Prestigious research award announced

A 10-year research project into the impacts of fire has won Parks Victoria’s Nancy Mills Science in Parks Award.
By AG Staff Writer June 9, 2016 Reading Time: 1

A DECADE-LONG study into how plants, animals and their habitats respond to and recover from fire has been awarded the Nancy Mills Science in Parks Award from Park Victoria.

The long-running collaborative research project is led by La Trobe and Deakin universities, and has shown that the effects of a single fire could last well over a century. The research findings to date have resulted in significant changes to the way fire and controlled burns are managed.

western pygmy possum

The research looks at how animals, plants and habitats respond to and recover from fire. (Image courtesy Parks Victoria)

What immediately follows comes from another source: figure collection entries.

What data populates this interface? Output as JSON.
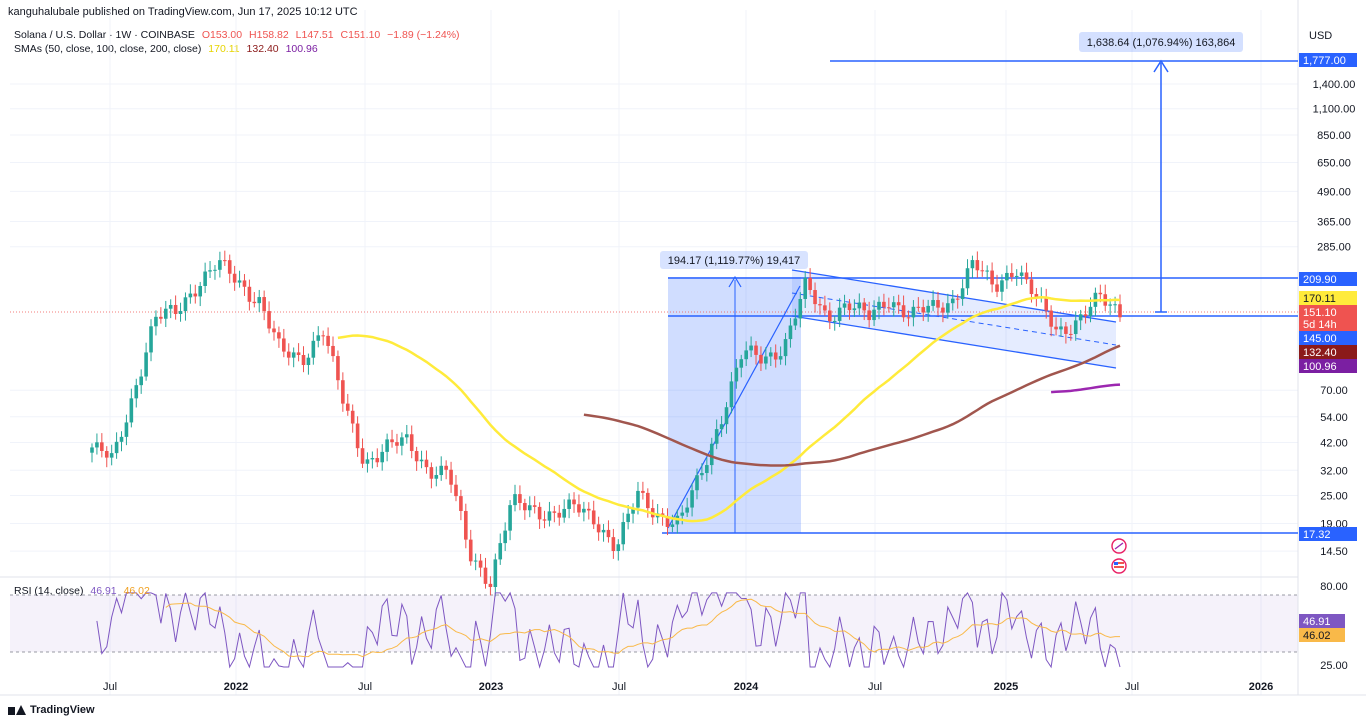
{
  "header": {
    "publisher": "kanguhalubale published on TradingView.com, Jun 17, 2025 10:12 UTC"
  },
  "legend": {
    "symbol": "Solana / U.S. Dollar · 1W · COINBASE",
    "open": "O153.00",
    "high": "H158.82",
    "low": "L147.51",
    "close": "C151.10",
    "change": "−1.89 (−1.24%)",
    "sma_label": "SMAs (50, close, 100, close, 200, close)",
    "sma50_value": "170.11",
    "sma100_value": "132.40",
    "sma200_value": "100.96",
    "rsi_label": "RSI (14, close)",
    "rsi_value": "46.91",
    "rsi_ma_value": "46.02"
  },
  "currency": "USD",
  "footer": {
    "brand": "TradingView"
  },
  "colors": {
    "up": "#26a69a",
    "down": "#ef5350",
    "sma50": "#ffeb3b",
    "sma100": "#a1564e",
    "sma200": "#9c27b0",
    "accent": "#2962ff",
    "rsi": "#7e57c2",
    "rsi_ma": "#f9b949"
  },
  "chart_data": {
    "type": "line",
    "scale": "log",
    "y_ticks": [
      "1,400.00",
      "1,100.00",
      "850.00",
      "650.00",
      "490.00",
      "365.00",
      "285.00",
      "70.00",
      "54.00",
      "42.00",
      "32.00",
      "25.00",
      "19.00",
      "14.50"
    ],
    "x_ticks": [
      "Jul",
      "2022",
      "Jul",
      "2023",
      "Jul",
      "2024",
      "Jul",
      "2025",
      "Jul",
      "2026"
    ],
    "price_labels": [
      {
        "text": "1,777.00",
        "color": "#2962ff",
        "value": 1777
      },
      {
        "text": "209.90",
        "color": "#2962ff",
        "value": 209.9
      },
      {
        "text": "170.11",
        "color": "#ffeb3b",
        "value": 170.11
      },
      {
        "text": "151.10",
        "color": "#ef5350",
        "value": 151.1
      },
      {
        "text": "5d 14h",
        "color": "#ef5350",
        "value": 140
      },
      {
        "text": "145.00",
        "color": "#2962ff",
        "value": 145
      },
      {
        "text": "132.40",
        "color": "#8b1a1a",
        "value": 132.4
      },
      {
        "text": "100.96",
        "color": "#7b1fa2",
        "value": 100.96
      },
      {
        "text": "17.32",
        "color": "#2962ff",
        "value": 17.32
      }
    ],
    "annotations": {
      "measure_past": "194.17 (1,119.77%) 19,417",
      "measure_target": "1,638.64 (1,076.94%) 163,864"
    },
    "rsi_ticks": [
      "80.00",
      "25.00"
    ],
    "rsi_labels": [
      {
        "text": "46.91",
        "value": 46.91
      },
      {
        "text": "46.02",
        "value": 46.02
      }
    ],
    "weekly_close": [
      {
        "x": "2021-06",
        "y": 40
      },
      {
        "x": "2021-07",
        "y": 35
      },
      {
        "x": "2021-08",
        "y": 70
      },
      {
        "x": "2021-08b",
        "y": 140
      },
      {
        "x": "2021-09",
        "y": 150
      },
      {
        "x": "2021-10",
        "y": 200
      },
      {
        "x": "2021-11",
        "y": 240
      },
      {
        "x": "2021-12",
        "y": 200
      },
      {
        "x": "2022-01",
        "y": 170
      },
      {
        "x": "2022-02",
        "y": 100
      },
      {
        "x": "2022-03",
        "y": 95
      },
      {
        "x": "2022-04",
        "y": 130
      },
      {
        "x": "2022-05",
        "y": 60
      },
      {
        "x": "2022-06",
        "y": 35
      },
      {
        "x": "2022-07",
        "y": 40
      },
      {
        "x": "2022-08",
        "y": 42
      },
      {
        "x": "2022-09",
        "y": 33
      },
      {
        "x": "2022-10",
        "y": 31
      },
      {
        "x": "2022-11",
        "y": 14
      },
      {
        "x": "2022-12",
        "y": 11
      },
      {
        "x": "2023-01",
        "y": 23
      },
      {
        "x": "2023-02",
        "y": 22
      },
      {
        "x": "2023-03",
        "y": 21
      },
      {
        "x": "2023-04",
        "y": 22
      },
      {
        "x": "2023-05",
        "y": 20
      },
      {
        "x": "2023-06",
        "y": 15
      },
      {
        "x": "2023-07",
        "y": 25
      },
      {
        "x": "2023-08",
        "y": 21
      },
      {
        "x": "2023-09",
        "y": 19
      },
      {
        "x": "2023-10",
        "y": 30
      },
      {
        "x": "2023-11",
        "y": 55
      },
      {
        "x": "2023-12",
        "y": 100
      },
      {
        "x": "2024-01",
        "y": 95
      },
      {
        "x": "2024-02",
        "y": 110
      },
      {
        "x": "2024-03",
        "y": 190
      },
      {
        "x": "2024-04",
        "y": 145
      },
      {
        "x": "2024-05",
        "y": 165
      },
      {
        "x": "2024-06",
        "y": 140
      },
      {
        "x": "2024-07",
        "y": 175
      },
      {
        "x": "2024-08",
        "y": 145
      },
      {
        "x": "2024-09",
        "y": 155
      },
      {
        "x": "2024-10",
        "y": 170
      },
      {
        "x": "2024-11",
        "y": 240
      },
      {
        "x": "2024-12",
        "y": 190
      },
      {
        "x": "2025-01",
        "y": 240
      },
      {
        "x": "2025-02",
        "y": 170
      },
      {
        "x": "2025-03",
        "y": 125
      },
      {
        "x": "2025-04",
        "y": 140
      },
      {
        "x": "2025-05",
        "y": 170
      },
      {
        "x": "2025-06",
        "y": 151.1
      }
    ]
  }
}
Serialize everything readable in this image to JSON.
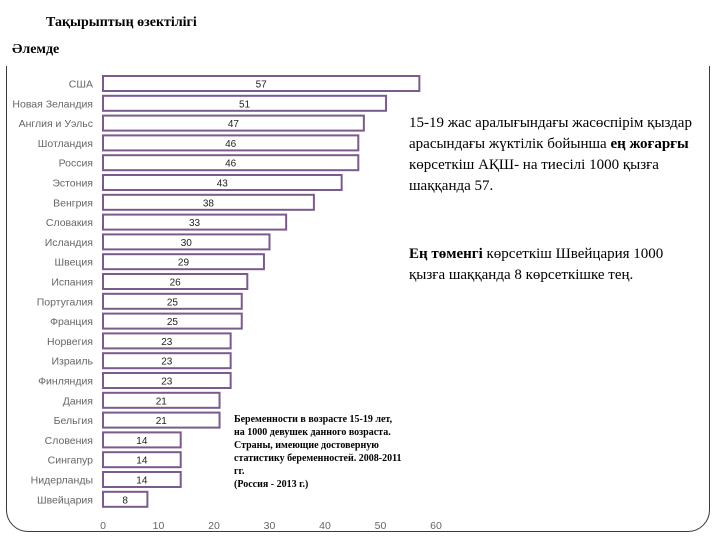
{
  "slide": {
    "title": "Тақырыптың өзектілігі",
    "subtitle": "Әлемде",
    "para1": {
      "part1": "15-19 жас аралығындағы жасөспірім қыздар арасындағы жүктілік бойынша ",
      "bold": "ең жоғарғы",
      "part2": " көрсеткіш АҚШ- на тиесілі 1000 қызға шаққанда 57."
    },
    "para2": {
      "bold": "Ең төменгі",
      "part2": " көрсеткіш  Швейцария 1000 қызға шаққанда 8 көрсеткішке тең."
    },
    "caption": [
      "Беременности в возрасте 15-19 лет,",
      "на 1000 девушек данного возраста.",
      "Страны, имеющие достоверную",
      "статистику беременностей. 2008-2011",
      "гг.",
      "(Россия - 2013 г.)"
    ]
  },
  "chart_data": {
    "type": "bar",
    "orientation": "horizontal",
    "categories": [
      "США",
      "Новая Зеландия",
      "Англия и Уэльс",
      "Шотландия",
      "Россия",
      "Эстония",
      "Венгрия",
      "Словакия",
      "Исландия",
      "Швеция",
      "Испания",
      "Португалия",
      "Франция",
      "Норвегия",
      "Израиль",
      "Финляндия",
      "Дания",
      "Бельгия",
      "Словения",
      "Сингапур",
      "Нидерланды",
      "Швейцария"
    ],
    "values": [
      57,
      51,
      47,
      46,
      46,
      43,
      38,
      33,
      30,
      29,
      26,
      25,
      25,
      23,
      23,
      23,
      21,
      21,
      14,
      14,
      14,
      8
    ],
    "x_ticks": [
      "0",
      "10",
      "20",
      "30",
      "40",
      "50",
      "60"
    ],
    "xlim": [
      0,
      60
    ],
    "bar_fill": "#ffffff",
    "bar_border": "#7b5a8c",
    "grid": false
  }
}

Based in the Murray Sunset and Hattah-Kulkyne national parks in north-west Victoria, the project was singled out by Parks Victoria for its outstanding contribution to understanding how best to manage protected areas and their sustainability.

A number of vulnerable species will benefit from the research, including the adorable western pygmy possum, which is listed as near threatened, as well as the endangered mallee emu-wren, for which the world’s entire population is now restricted to north-west Victoria as a result of severe habitat loss from bushfires in South Australia.

“This is an incredible long-term, collaborative and quality research program that is helping to manage Australia’s unique biodiversity in our parks, including iconic, nationally threatened bird species,” said Bradley Fauteux, the Chief Executive of Parks Victoria.

“This is so important as we face increasing pressures to our natural environments from large-scale bushfires and a changing climate.”